NOSA is the leading (and arguably only!) provider of health & safety solutions in South Africa. NOSA is really a quality services business with high reputational and scale barriers to entry and, basically, no competitors. It’s revenue streams come from 3 major sources, all which are very defensive in nature:
- Sales of NOSA health, safety and environmental audits (c.20% of revenue that tends to be annual in nature, i.e. annuity-like).
- Sales of NOSA training courses in health, safety and environmental matters (c.60% of revenue with numerous courses, long-standing clients and excellent order books, i.e. most courses NOSA offers are booked out for easily the next year or so).
- Sales of other products (c.20% coming from various technology solutions, products and related sales, e.g. NOSA branding of ‘workmen overalls’).

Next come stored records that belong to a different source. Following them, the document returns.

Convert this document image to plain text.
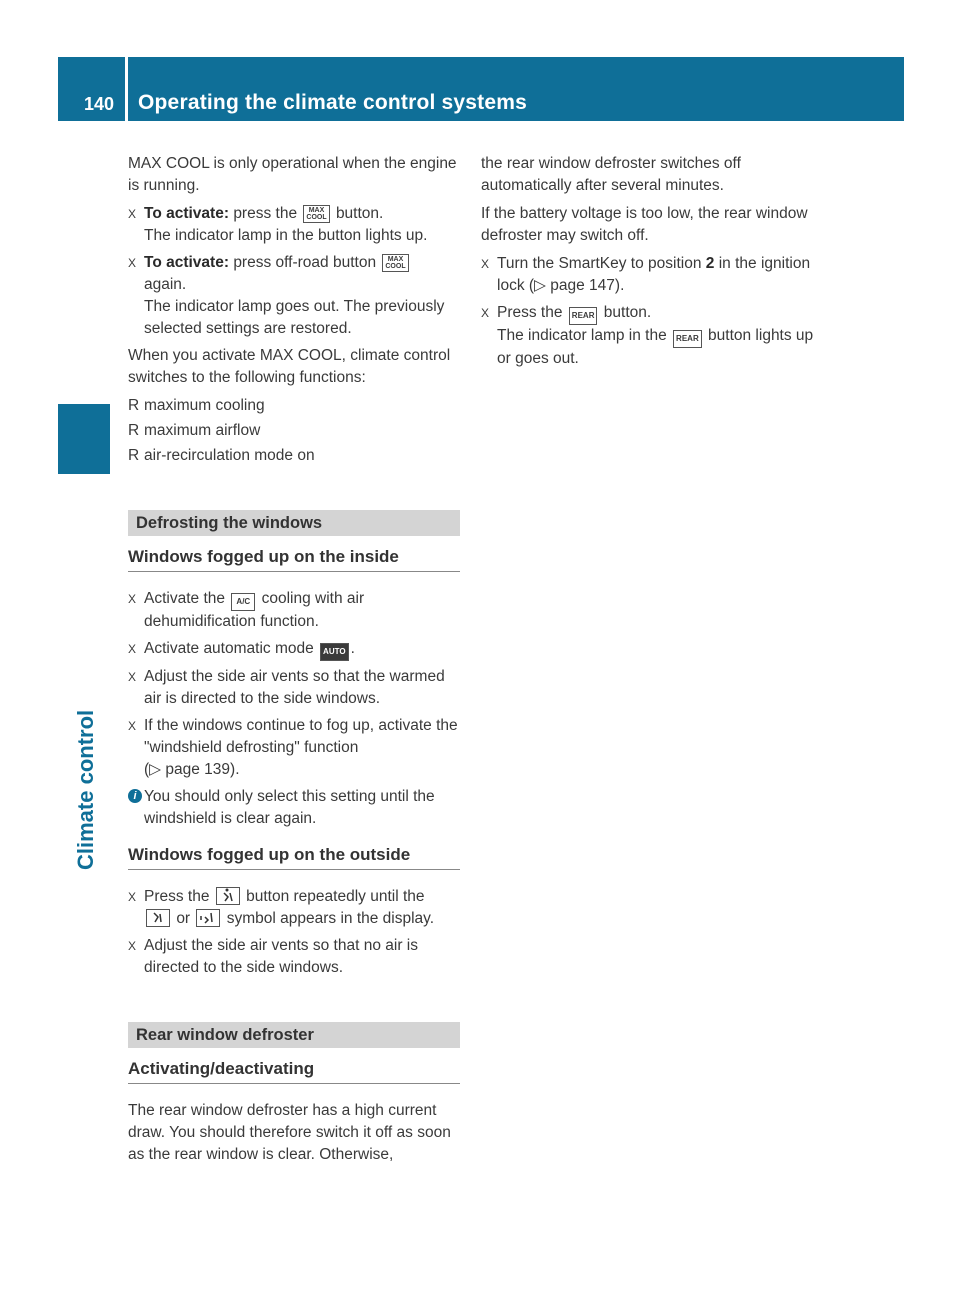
140 Operating the climate control systems
Climate control

MAX COOL is only operational when the engine is running.

X To activate: press the MAX
COOL button.
The indicator lamp in the button lights up.
X To activate: press off-road button MAX
COOL
again.
The indicator lamp goes out. The previously selected settings are restored.

When you activate MAX COOL, climate control switches to the following functions:

R maximum cooling
R maximum airflow
R air-recirculation mode on
Defrosting the windows
Windows fogged up on the inside
X Activate the A/C cooling with air dehumidification function.
X Activate automatic mode AUTO .
X Adjust the side air vents so that the warmed air is directed to the side windows.
X If the windows continue to fog up, activate the "windshield defrosting" function
(▷ page 139).
i You should only select this setting until the windshield is clear again.
Windows fogged up on the outside
X Press the button repeatedly until the
or symbol appears in the display.
X Adjust the side air vents so that no air is directed to the side windows.
Rear window defroster
Activating/deactivating

The rear window defroster has a high current draw. You should therefore switch it off as soon as the rear window is clear. Otherwise,

the rear window defroster switches off automatically after several minutes.

If the battery voltage is too low, the rear window defroster may switch off.

X Turn the SmartKey to position 2 in the ignition lock (▷ page 147).
X Press the REAR button.
The indicator lamp in the REAR button lights up or goes out.
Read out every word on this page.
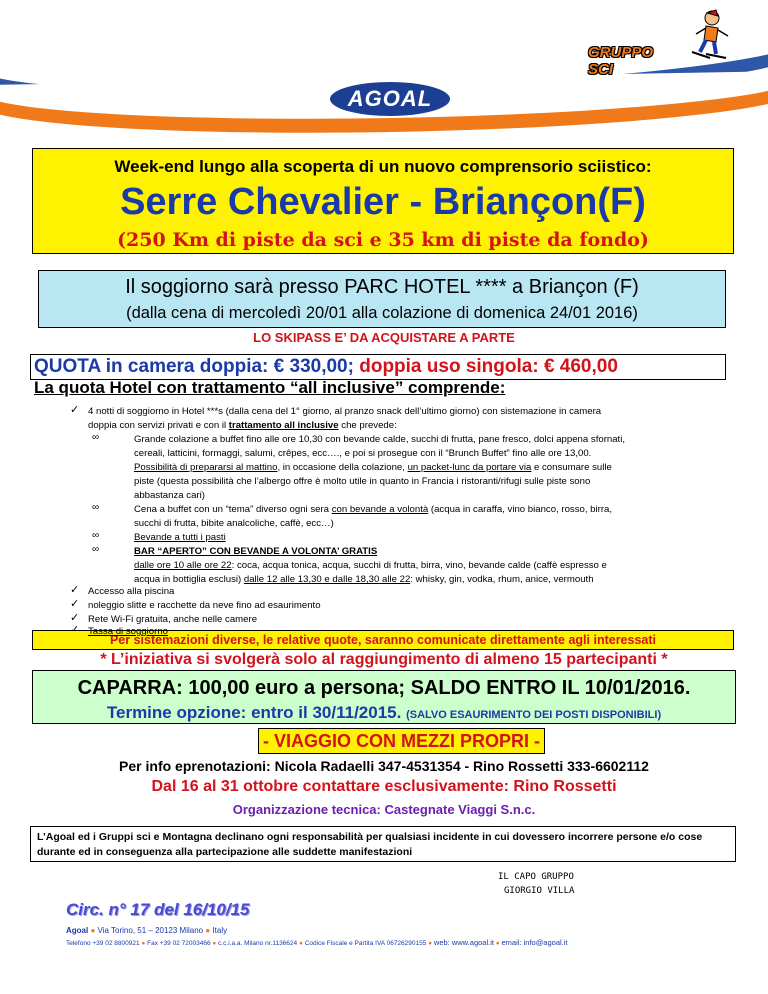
AGOAL
GRUPPO SCI
Week-end lungo alla scoperta di un nuovo comprensorio sciistico:
Serre Chevalier - Briançon(F)
(250 Km di piste da sci e 35 km di piste da fondo)
Il soggiorno sarà presso PARC HOTEL **** a Briançon (F)
(dalla cena di mercoledì 20/01 alla colazione di domenica 24/01 2016)
LO SKIPASS E’ DA ACQUISTARE A PARTE
QUOTA in camera doppia: € 330,00; doppia uso singola: € 460,00
La quota Hotel con trattamento “all inclusive” comprende:
✓ 4 notti di soggiorno in Hotel ***s (dalla cena del 1° giorno, al pranzo snack dell’ultimo giorno) con sistemazione in camera
doppia con servizi privati e con il trattamento all inclusive che prevede:
∞	Grande colazione a buffet fino alle ore 10,30 con bevande calde, succhi di frutta, pane fresco, dolci appena sfornati,
cereali, latticini, formaggi, salumi, crêpes, ecc…., e poi si prosegue con il “Brunch Buffet” fino alle ore 13,00.
Possibilità di prepararsi al mattino, in occasione della colazione, un packet-lunc da portare via e consumare sulle
piste (questa possibilità che l’albergo offre è molto utile in quanto in Francia i ristoranti/rifugi sulle piste sono
abbastanza cari)
∞	Cena a buffet con un “tema” diverso ogni sera con bevande a volontà (acqua in caraffa, vino bianco, rosso, birra,
succhi di frutta, bibite analcoliche, caffè, ecc…)
∞	Bevande a tutti i pasti
∞	BAR “APERTO” CON BEVANDE A VOLONTA’ GRATIS
dalle ore 10 alle ore 22: coca, acqua tonica, acqua, succhi di frutta, birra, vino, bevande calde (caffè espresso e
acqua in bottiglia esclusi) dalle 12 alle 13,30 e dalle 18,30 alle 22: whisky, gin, vodka, rhum, anice, vermouth
✓ Accesso alla piscina
✓ noleggio slitte e racchette da neve fino ad esaurimento
✓ Rete Wi-Fi gratuita, anche nelle camere
Tassa di soggiorno
Per sistemazioni diverse, le relative quote, saranno comunicate direttamente agli interessati
* L’iniziativa si svolgerà solo al raggiungimento di almeno 15 partecipanti *
CAPARRA: 100,00 euro a persona; SALDO ENTRO IL 10/01/2016.
Termine opzione: entro il 30/11/2015. (SALVO ESAURIMENTO DEI POSTI DISPONIBILI)
- VIAGGIO CON MEZZI PROPRI -
Per info eprenotazioni: Nicola Radaelli 347-4531354 - Rino Rossetti 333-6602112
Dal 16 al 31 ottobre contattare esclusivamente: Rino Rossetti
Organizzazione tecnica: Castegnate Viaggi S.n.c.
L’Agoal ed i Gruppi sci e Montagna declinano ogni responsabilità per qualsiasi incidente in cui dovessero incorrere persone e/o cose durante ed in conseguenza alla partecipazione alle suddette manifestazioni
IL CAPO GRUPPO
GIORGIO VILLA
Circ. n° 17 del 16/10/15
Agoal ● Via Torino, 51 – 20123 Milano ● Italy
Telefono +39 02 8800921 ● Fax +39 02 72003466 ● c.c.i.a.a. Milano nr.1136624 ● Codice Fiscale e Partita IVA 06726290155 ● web: www.agoal.it ● email: info@agoal.it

NOSA’s cost-base is mostly semi-skilled staff, allowing fantastic margin of c.50% on its revenue base. As an ex-Government department, NOSA’s own drafted safety standards (of which is audits and trains clients on) has been exported into numerous countries and basically adopted as their own standards. At this point many of these countries have only adopted these standards, but not enforced them, i.e. leaving a fantastic opportunity for NOSA to export its services into pre-existing (and massive, e.g. China!) markets. Currently, foreign revenues only account for c.0.5% of NOSA’s revenue, as it has been management’s focus to settle the business locally before going abroad. Hence, this is the real long-term blue sky in NOSA.
Turrito Networks is an ICT connectivity and cloud provide.
More pointedly, Turrito has built ‘Cloudware’. Cloudware is simply one of the most exciting, scalable and sellable cloud-computing solution I have come across in the tech space. Now, the complication with cloud computing is really the sales process, as the sales cycles tend to be very long and expensive involving convincing a client to migrate their entire system onto a new one.
On the case of Cloudware, the solution is simply a software layer that can be installed in c.30 minutes and demo’d for an entire network thereafter. The marginal cost of selling Cloudware is basically nothing, as the R&D has been spent, and the software is sold on a per user, per month annuity basis.
In other words, Cloudware has significant blue sky potential.
MECS Africa is a pan-African staff resourcing business to petro-chem and mining markets. MECS Africa is really a staff resourcing business into Africa, providing temporary and permanent placements into the petro-chemical and mining markets in Africa.
So, overall, Micromega is quite a diverse group with some very interesting holdings.
I encourage you to go have a look through the Group's H1:12 results and play around with some valuation techniques of the share. I won't go into details, though, but I will show you where I see the underlying value in the share coming from:
Finally, just in case you are interested, I've made an addition to my portfolio: Calgro M3 (CGR - Keith's Portfolio).
The demand for housing in South Africa is basically infinite, so housing businesses don't have to worry about that. The removal of this variable means that housing businesses just have to manage their ability to supply housing and, as Seakay (SKY) shareholders found out, the very important process of managing cash flows and funding.
Calgro M3 is doing both these activities extremely well.
I had a great breakfast with Calgro M3's management the other morning, I've worked through their rough order book, I've taken into account their latest trading update and it all seems to point to the same conclusion: the 394% rise in Calgro M3's share price looks to be only the beginning...
Yes, that does mean that I am late to the party and I have missed out on a potential 4-bagger. But, I feel much more comfortable with having done the homework on the stock and, unfortunately, that process takes time. Ce la vie.
So, as much as I am now talking my book, Calgro M3 appears deeply discounted against its fair value with very rosy prospects indeed.